卓夫人啧啧两声,摇头低声道:“嘴巴比蚌壳还紧,厉害着呢,尽得钟四爷真传。”
田老板跟着咂摸了下嘴,煞有其事道:“连你都说厉害,那肯定差不了,看来往后也占不着几分便宜。”
“得了,还是老实做生意吧。”卓夫人带着几分不甘撇嘴,顿了顿,又说:“都说卫国府的小姐冲动莽撞得很,今儿瞧着,挺机灵的啊。”
田老板呵呵一笑,“这话也亏得你信,卫国公夫人出了名的长袖善舞,她教养出来的女儿能差?再说了,”他朝里头努了努嘴,“没看人小姐妹俩亲热着么,所谓近朱者赤,近墨者黑,这道理你能不懂?”
卓夫人抬头朝茶室望去,屏风上那挨在一起的两道银子可不就是亲密得很么。
敢情她是被这两丫头联合糊弄了。
一时间,卓夫人是又好笑,又好气。
酒桌上谈生意最简单,两杯黄汤下肚,不管先前认不认识,都能很快就称兄道弟,等到熟悉了,后面的一切就都好办了。
众人吃吃喝喝,直到申时前后才散去,易先生谈成了几笔生意,也喝多了,等到送走了客人,他就被四喜八元扶到后边的卧房休息去了。
卫刑也喝了不少,好在他从小就跟军中将士混在一起,酒量很好,是以并没有醉,不过他喝酒上脸,安若澜瞧他一张俊脸红通通的,实在不放心他就这样离开,就让掌管另开了一间雅间,让他进去歇息。
至于卫韶,自然是在安若澜身边跟前跟后。
见安若澜亲自给自家哥哥送醒酒汤,卫韶感叹道:“若澜,你对我哥哥真好。”
说者无心,听者有意,安若澜一下就涨红了脸,又羞又急地解释道:“我只是略尽地主之谊,什么好不好的,你别乱说。”
卫韶不解地眨眨眼,“你慌什么,我又没有……”
话说到一半,她猛然瞪大眼,似是想通了什么,指着安若澜惊呼:“若澜,你该不会是对我哥哥……”

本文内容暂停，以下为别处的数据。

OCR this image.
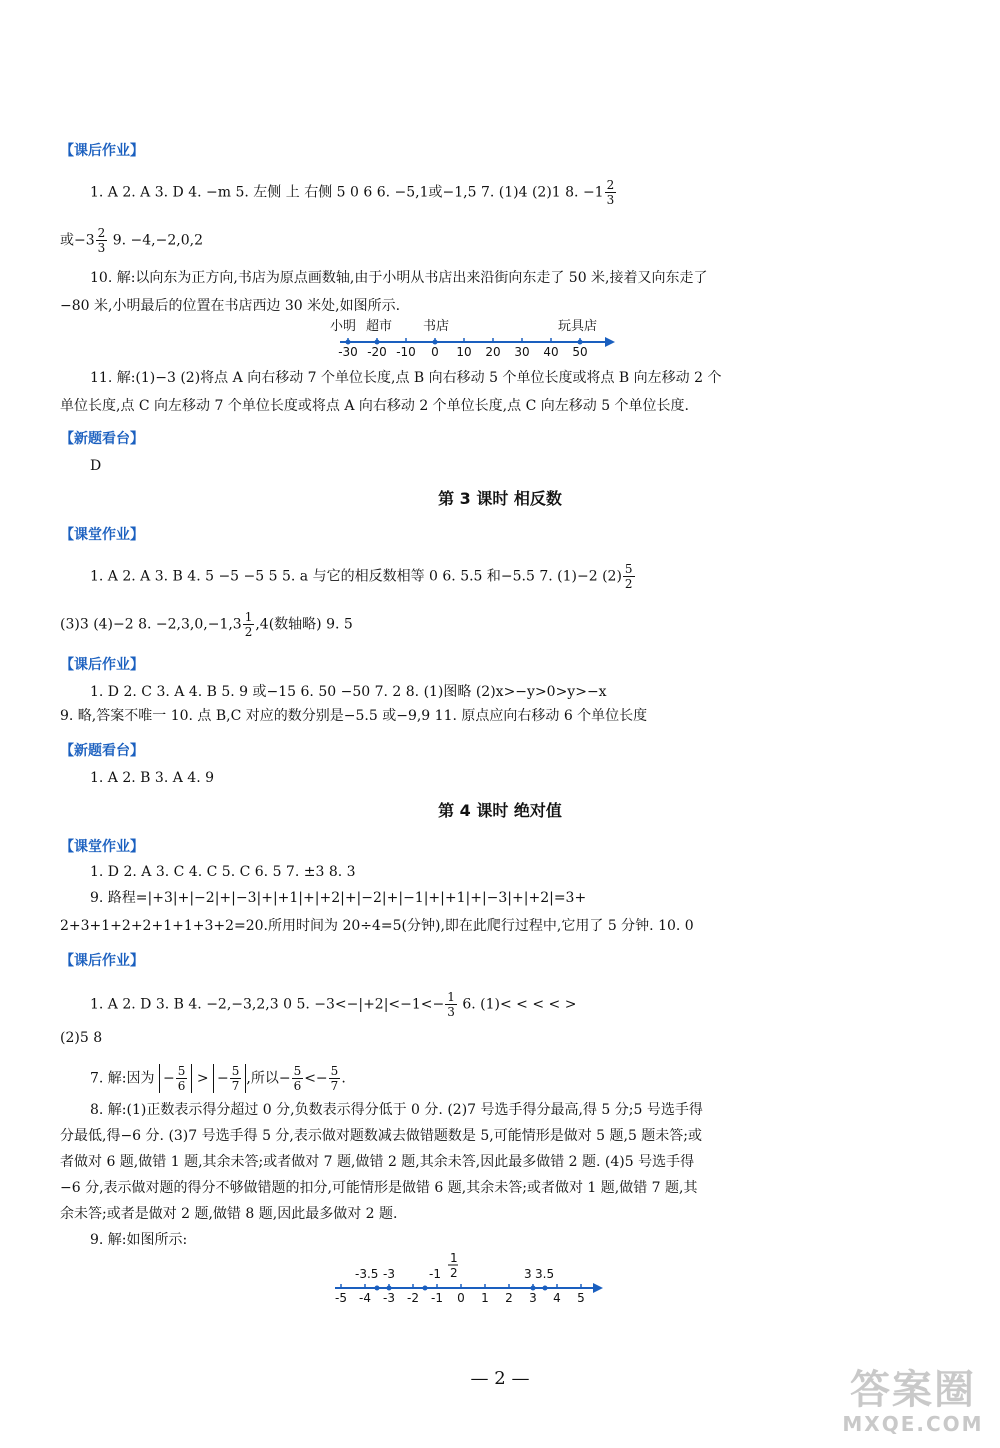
【课后作业】
1. A 2. A 3. D 4. −m 5. 左侧 上 右侧 5 0 6 6. −5,1或−1,5 7. (1)4 (2)1 8. $-1 \frac{2}{3}$
或$-3 \frac{2}{3} 9$. −4,−2,0,2
10. 解:以向东为正方向,书店为原点画数轴,由于小明从书店出来沿街向东走了 50 米,接着又向东走了
−80 米,小明最后的位置在书店西边 30 米处,如图所示.
小明 超市 书店	玩具店
-30 -20 -10 0 10 20 30 40 50
11. 解:(1)−3 (2)将点 A 向右移动 7 个单位长度,点 B 向右移动 5 个单位长度或将点 B 向左移动 2 个
单位长度,点 C 向左移动 7 个单位长度或将点 A 向右移动 2 个单位长度,点 C 向左移动 5 个单位长度.
【新题看台】
D
第 3 课时 相反数
【课堂作业】
1. A 2. A 3. B 4. 5 −5 −5 5 5. a 与它的相反数相等 0 6. 5.5 和−5.5 7. (1)−2 $(2) \frac{5}{2}$
(3)3 (4)−2 8. $-2,3,0,-1,3 \frac{1}{2} ,4$(数轴略) 9. 5
【课后作业】
1. D 2. C 3. A 4. B 5. 9 或−15 6. 50 −50 7. 2 8. (1)图略 (2)x>−y>0>y>−x
9. 略,答案不唯一 10. 点 B,C 对应的数分别是−5.5 或−9,9 11. 原点应向右移动 6 个单位长度
【新题看台】
1. A 2. B 3. A 4. 9
第 4 课时 绝对值
【课堂作业】
1. D 2. A 3. C 4. C 5. C 6. 5 7. ±3 8. 3
9. 路程=|+3|+|−2|+|−3|+|+1|+|+2|+|−2|+|−1|+|+1|+|−3|+|+2|=3+
2+3+1+2+2+1+1+3+2=20.所用时间为 20÷4=5(分钟),即在此爬行过程中,它用了 5 分钟. 10. 0
【课后作业】
1. A 2. D 3. B 4. −2,−3,2,3 0 5. $-3<-|+2|<-1<- \frac{1}{3} 6$. (1)< < < < >
(2)5 8
7. 解:因为 − $\frac{5}{6}$ > − $\frac{5}{7}$ ,所以− $\frac{5}{6} <- \frac{5}{7}$ .
8. 解:(1)正数表示得分超过 0 分,负数表示得分低于 0 分. (2)7 号选手得分最高,得 5 分;5 号选手得
分最低,得−6 分. (3)7 号选手得 5 分,表示做对题数减去做错题数是 5,可能情形是做对 5 题,5 题未答;或
者做对 6 题,做错 1 题,其余未答;或者做对 7 题,做错 2 题,其余未答,因此最多做错 2 题. (4)5 号选手得
−6 分,表示做对题的得分不够做错题的扣分,可能情形是做错 6 题,其余未答;或者做对 1 题,做错 7 题,其
余未答;或者是做对 2 题,做错 8 题,因此最多做对 2 题.
9. 解:如图所示:
-3.5 -3	-1
1
2	3 3.5
-5 -4 -3 -2 -1 0 1 2 3 4 5
— 2 —	答案圈
MXQE.COM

安若澜一把捂住她的嘴,声厉内荏喝道:“再说,再说你以后别来见我了!”
卫韶撅撅嘴,不服气地嘟囔:“本来就是嘛,其他人也喝醉了,你都不留,偏偏留了我哥哥。”
“你再说!”安若澜恼羞成怒,跺脚低喝。
卫韶吐了吐舌头,“好嘛,我不说了。”她嘻嘻偷笑两声。
安若澜觉得自己的脸都要烫熟了,她瞪了卫韶一眼,心底却莫名有些放松,既然卫韶没有生气,那代表卫韶是不反对她喜欢卫刑的。
虽然她很想跟卫刑在一起,但她也不想失去卫韶这个朋友。
卫刑虽然没醉,但脑子也有些犯晕,喝了醒酒汤后,他就在雅间歇下了。
他本是不愿意留下的,但卫韶死活不肯走,说想跟安若澜多待会,他拗不过妹妹,就只好承了这份情。
孰不知,他是被亲妹妹给卖了。
宴席是申时散的,之后又折腾了一番,到了申正卫刑才歇下,他只歇了半个时辰,就醒了过来,看着摆放在床头的干净衣裳,他不自觉地弯起了嘴角。